Edit: Just to be clear, I'm not saying it's the right thing to do, at least not in every case. But it's an option; one that's different from the parent's perspective anyhow.
Interesting. Mutation testing on database tables. Instead of testing application code, business rules--and constraints--are mutated against a test suite--
Most databases probably don't have test suites. But, it would be interesting to see if any work has been done on mutating constraints or "dirty data" injection.
This would ideally take the form of some annotated algebra, so that it is db driver agnostic, if possible.
“Don’t feel bad […] but also do feel bad” sums up… a lot of engineering growth. Everyone makes mistakes, and we don’t want junior engineers beating themselves up about it. But if you don’t honor the reasons why they’re beating themselves up—eg pride in their work, caring about any time they cost others with an outage, etc—telling them not to worry looks a lot like an insult. The trick is to help them identify where that sense of responsibility stops being productive (e.g. by driving them to go read docs, or test that edge case in the future) and is just stressing them out (e.g. blaming themselves for a rocky release when the real problem is that deployments at your company are a 20-step process with poor visibility and no undo).
Yeah. We figured this relational stuff out 40+ years ago, but the 23 year old devs are acting like it was born yesterday and they're inventing it from first principles. As the saying goes: read a book.
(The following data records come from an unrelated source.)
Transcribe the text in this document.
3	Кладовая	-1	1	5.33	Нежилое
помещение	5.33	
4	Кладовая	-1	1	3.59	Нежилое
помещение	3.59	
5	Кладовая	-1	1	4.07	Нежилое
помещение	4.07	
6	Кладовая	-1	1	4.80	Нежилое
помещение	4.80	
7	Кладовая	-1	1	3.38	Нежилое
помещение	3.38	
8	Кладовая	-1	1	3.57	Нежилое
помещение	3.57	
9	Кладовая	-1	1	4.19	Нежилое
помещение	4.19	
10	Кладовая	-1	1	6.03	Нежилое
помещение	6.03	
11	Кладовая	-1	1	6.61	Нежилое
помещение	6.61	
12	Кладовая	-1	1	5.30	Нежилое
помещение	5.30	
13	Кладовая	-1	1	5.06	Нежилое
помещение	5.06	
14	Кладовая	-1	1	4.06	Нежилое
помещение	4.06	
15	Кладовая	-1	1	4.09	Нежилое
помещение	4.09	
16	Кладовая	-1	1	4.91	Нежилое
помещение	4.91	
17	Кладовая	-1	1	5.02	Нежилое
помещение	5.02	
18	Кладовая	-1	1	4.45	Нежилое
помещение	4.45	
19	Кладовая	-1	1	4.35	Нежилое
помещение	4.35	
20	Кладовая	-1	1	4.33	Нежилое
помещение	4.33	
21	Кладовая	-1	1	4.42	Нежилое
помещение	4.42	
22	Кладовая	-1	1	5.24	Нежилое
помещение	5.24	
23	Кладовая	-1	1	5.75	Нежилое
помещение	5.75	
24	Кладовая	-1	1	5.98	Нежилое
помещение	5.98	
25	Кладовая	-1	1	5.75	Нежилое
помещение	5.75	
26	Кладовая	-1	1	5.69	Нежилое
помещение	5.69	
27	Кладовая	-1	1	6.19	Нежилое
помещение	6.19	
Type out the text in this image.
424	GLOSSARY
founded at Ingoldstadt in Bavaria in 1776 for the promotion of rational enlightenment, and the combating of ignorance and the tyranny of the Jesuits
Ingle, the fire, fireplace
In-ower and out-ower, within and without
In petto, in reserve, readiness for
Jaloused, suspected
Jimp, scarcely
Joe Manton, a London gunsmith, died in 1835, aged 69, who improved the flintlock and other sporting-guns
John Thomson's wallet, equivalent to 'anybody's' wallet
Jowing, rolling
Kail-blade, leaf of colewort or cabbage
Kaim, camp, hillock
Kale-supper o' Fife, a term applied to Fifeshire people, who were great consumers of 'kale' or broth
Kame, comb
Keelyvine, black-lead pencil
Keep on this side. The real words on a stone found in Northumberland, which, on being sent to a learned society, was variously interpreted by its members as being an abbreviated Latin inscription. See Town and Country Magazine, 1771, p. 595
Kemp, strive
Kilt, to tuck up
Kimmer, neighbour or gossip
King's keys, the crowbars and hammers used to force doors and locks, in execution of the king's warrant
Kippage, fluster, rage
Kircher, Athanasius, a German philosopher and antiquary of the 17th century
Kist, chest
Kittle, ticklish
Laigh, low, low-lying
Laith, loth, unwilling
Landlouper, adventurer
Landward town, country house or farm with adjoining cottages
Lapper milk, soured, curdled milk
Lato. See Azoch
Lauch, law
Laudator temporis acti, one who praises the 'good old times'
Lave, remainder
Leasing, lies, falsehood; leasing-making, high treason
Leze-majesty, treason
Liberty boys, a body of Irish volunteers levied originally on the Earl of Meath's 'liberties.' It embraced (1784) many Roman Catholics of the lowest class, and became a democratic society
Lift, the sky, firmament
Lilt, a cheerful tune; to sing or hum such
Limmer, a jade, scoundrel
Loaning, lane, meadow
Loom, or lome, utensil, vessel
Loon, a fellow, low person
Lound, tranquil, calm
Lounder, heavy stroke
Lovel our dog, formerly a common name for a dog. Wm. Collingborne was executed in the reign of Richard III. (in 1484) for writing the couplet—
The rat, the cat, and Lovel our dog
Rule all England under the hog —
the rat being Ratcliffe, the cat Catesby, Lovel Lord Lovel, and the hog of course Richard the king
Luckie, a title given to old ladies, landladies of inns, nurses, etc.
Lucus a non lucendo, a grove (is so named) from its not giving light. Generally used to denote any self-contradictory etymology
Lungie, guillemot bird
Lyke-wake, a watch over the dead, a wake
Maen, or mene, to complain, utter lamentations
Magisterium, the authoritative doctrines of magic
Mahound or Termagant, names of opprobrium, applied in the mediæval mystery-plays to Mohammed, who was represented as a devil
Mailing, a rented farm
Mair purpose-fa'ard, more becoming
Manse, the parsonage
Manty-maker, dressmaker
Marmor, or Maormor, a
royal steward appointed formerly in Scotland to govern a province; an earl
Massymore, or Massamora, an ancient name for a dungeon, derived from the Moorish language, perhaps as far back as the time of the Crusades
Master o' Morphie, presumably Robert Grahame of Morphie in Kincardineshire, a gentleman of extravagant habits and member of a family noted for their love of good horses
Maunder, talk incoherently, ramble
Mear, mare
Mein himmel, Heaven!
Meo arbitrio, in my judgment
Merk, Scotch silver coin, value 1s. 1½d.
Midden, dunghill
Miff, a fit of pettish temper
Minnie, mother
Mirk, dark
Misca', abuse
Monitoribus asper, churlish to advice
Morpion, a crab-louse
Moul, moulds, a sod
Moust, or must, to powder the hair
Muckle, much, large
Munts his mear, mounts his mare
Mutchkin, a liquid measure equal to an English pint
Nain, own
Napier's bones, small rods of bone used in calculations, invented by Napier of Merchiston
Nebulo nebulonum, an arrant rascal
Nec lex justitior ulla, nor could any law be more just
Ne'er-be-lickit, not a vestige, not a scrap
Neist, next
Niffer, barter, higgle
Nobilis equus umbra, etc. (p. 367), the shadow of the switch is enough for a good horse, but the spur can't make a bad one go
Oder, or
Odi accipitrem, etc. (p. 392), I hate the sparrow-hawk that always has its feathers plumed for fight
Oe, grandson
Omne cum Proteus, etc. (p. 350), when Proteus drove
> The last argument above is the strongest, because it only takes one such exception to wreck an entire schema’s consistency.
The last argument:
> Some relations are already plural. Say you have a class called UserFacts that store miscellaneous information about a user, like age and favorite color. What will you call the database table?
I lean towards thinking this is a non-issue. In this specific case I'd actually call the model UserFact and the table users_facts. I'd assume it maps many users to many facts. It otherwise sounds like there's some json or "text" (as in "ADD COLUMN my_column TEXT") data that is storing words as "facts" and the table name is just kinda weird. I don't see the problem and if someone were to insist there's a problem, I'd probably suggest changing the model name.
This feels like some Sapir–Whorf type thing. The software can do anything, yet you can’t help but act as if there is some constraint because it doesn’t cleanly map to language.
A table naming thread reminds me that it has been a while since I’ve seen a schema with tables all named “tbl_whatever”. The last one I saw even had a view called tblUserGrants. I LOLed.
One of the most frustrating things in software engineering is eyeballing a decision (i.e. naming a table with a plural) and just gut-level knowing it's the wrong decision, but not quite being able to remember specific pitfalls that instilled that feeling earlier in your career.
That fourth point is the kind of thing that just cuts right through the conversation - "doing it this way does not scale and will fail, here's an example of how". Such frission in finding those and getting consensus around them, because you can feel the future pain you've avoided evaporating.
I wrote a top level comment but I really don't understand this argument. Just because the model is "multiple facts about a user" does not mean you have to jump through hoops to name the database table. It would just be user_facts, wouldn't it? That seems intuitive and straightforward to me, even if the class name is also plural.
If you have a "users" table, you either have to name the column "users_id", which is incorrect (because per row it's the id of a single user), or you have to use mental cycles to de-pluralize the name (or even worse, try to remember whether you called it "users_id" or "user_id" on a case by case basis).